A perfect example is provided by the gear cassette tender: insistence upon bespoke transmission housings for specification gear sets means Haas will be unable to source complete powertrains from another team, be that Ferrari or not, and be obliged to source its own casing and add-on parts such as suspension components.
Overall this approach makes sense, for it ensures bona fide teams are genuine stand-alone entities, able to compete on merit. However, the flipside is that, by banning the ‘listed parts’ model outright, the sports risks not attracting incoming teams.

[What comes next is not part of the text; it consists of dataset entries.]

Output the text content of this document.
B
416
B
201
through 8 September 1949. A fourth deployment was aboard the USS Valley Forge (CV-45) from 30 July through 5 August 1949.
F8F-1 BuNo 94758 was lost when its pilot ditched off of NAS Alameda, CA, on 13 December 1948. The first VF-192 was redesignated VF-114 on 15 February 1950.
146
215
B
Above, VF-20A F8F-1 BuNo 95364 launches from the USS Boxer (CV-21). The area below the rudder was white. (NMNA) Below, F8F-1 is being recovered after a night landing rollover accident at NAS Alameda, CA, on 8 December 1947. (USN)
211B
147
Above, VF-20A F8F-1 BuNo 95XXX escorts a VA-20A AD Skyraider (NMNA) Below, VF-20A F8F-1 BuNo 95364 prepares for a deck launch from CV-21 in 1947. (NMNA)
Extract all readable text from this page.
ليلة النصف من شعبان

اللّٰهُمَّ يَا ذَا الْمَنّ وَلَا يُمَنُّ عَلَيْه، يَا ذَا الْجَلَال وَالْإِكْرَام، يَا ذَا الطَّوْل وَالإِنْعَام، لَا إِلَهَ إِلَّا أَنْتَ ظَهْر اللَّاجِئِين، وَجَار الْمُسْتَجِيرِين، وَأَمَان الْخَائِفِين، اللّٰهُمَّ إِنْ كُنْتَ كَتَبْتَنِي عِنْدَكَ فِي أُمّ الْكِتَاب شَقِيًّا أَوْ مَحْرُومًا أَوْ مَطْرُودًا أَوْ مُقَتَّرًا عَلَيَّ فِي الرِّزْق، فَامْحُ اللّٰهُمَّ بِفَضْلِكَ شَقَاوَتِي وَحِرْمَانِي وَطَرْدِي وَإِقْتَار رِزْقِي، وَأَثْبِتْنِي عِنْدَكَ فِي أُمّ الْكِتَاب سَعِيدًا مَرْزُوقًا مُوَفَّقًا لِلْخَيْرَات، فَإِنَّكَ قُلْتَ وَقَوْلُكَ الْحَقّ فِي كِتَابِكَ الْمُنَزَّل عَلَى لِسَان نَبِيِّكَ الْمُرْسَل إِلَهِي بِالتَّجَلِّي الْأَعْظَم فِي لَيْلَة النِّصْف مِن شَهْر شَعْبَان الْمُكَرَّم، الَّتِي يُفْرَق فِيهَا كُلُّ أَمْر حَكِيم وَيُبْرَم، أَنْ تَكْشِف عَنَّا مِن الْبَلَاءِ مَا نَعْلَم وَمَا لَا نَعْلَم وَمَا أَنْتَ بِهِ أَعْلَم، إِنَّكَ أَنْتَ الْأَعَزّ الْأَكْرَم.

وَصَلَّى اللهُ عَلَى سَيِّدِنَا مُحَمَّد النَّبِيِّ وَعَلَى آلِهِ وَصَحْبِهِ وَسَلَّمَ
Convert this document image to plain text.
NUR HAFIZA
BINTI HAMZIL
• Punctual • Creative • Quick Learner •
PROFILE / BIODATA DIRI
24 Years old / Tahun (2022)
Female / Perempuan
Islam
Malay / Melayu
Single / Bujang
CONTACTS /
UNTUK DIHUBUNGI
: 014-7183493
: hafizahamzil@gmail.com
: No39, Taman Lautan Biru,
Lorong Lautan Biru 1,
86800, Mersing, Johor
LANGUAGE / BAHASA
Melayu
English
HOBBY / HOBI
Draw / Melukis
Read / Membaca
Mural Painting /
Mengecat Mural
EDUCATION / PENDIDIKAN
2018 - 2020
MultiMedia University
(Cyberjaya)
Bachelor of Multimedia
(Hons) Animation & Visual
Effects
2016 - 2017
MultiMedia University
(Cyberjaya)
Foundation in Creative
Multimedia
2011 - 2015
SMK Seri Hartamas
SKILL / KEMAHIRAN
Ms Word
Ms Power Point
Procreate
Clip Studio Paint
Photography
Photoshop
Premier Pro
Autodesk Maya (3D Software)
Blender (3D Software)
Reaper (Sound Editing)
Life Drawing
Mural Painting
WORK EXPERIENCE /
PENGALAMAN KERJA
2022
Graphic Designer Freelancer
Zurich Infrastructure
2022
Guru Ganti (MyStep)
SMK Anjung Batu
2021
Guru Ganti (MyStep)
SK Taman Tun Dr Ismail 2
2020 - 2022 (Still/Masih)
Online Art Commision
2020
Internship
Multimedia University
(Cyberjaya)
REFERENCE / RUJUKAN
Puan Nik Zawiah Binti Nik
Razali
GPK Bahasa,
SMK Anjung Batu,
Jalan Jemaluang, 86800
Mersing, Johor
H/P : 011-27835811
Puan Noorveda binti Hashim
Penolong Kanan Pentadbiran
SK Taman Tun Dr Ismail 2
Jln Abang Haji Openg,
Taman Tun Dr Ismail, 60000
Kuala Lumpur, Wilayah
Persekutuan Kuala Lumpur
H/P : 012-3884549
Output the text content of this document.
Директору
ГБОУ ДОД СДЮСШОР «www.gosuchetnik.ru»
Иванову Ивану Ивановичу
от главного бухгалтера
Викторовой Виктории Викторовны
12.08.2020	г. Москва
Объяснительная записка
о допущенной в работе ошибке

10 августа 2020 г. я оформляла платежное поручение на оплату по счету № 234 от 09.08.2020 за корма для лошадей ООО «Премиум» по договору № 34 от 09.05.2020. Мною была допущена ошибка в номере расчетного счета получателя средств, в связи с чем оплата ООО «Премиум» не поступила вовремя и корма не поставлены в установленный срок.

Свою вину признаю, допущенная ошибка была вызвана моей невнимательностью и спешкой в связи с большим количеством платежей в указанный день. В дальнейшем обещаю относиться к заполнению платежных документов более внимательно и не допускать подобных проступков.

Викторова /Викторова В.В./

A potential solution is to permit fledgling teams to enter into ‘mentor’ arrangements with willing teams – F1 internships, so to speak – for limited periods, say three years. Thereafter they would be required to adhere fully to prevailing sporting and technical regulations. Thus start-ups could have three-year ‘runways’ before flying on their own.
Amongst the objections raised by teams against the ‘listed parts’ model is that supplier teams profit from the arrangement, in turn providing them with larger war chests. However, under the budget cap model, flexi or not, spend is restricted, and income from ‘intern teams’ would be written to profits, not performance.
Thus, everybody wins, and, crucially, nobody loses – while providing employment for folk who would otherwise be laid off. And, as befits this most capitalist of sports, a team stands to make a genuine profit.
All this will, though, take time to convert into regulations, and herein lies the rub: Unlike Brexit, there can be no extensions.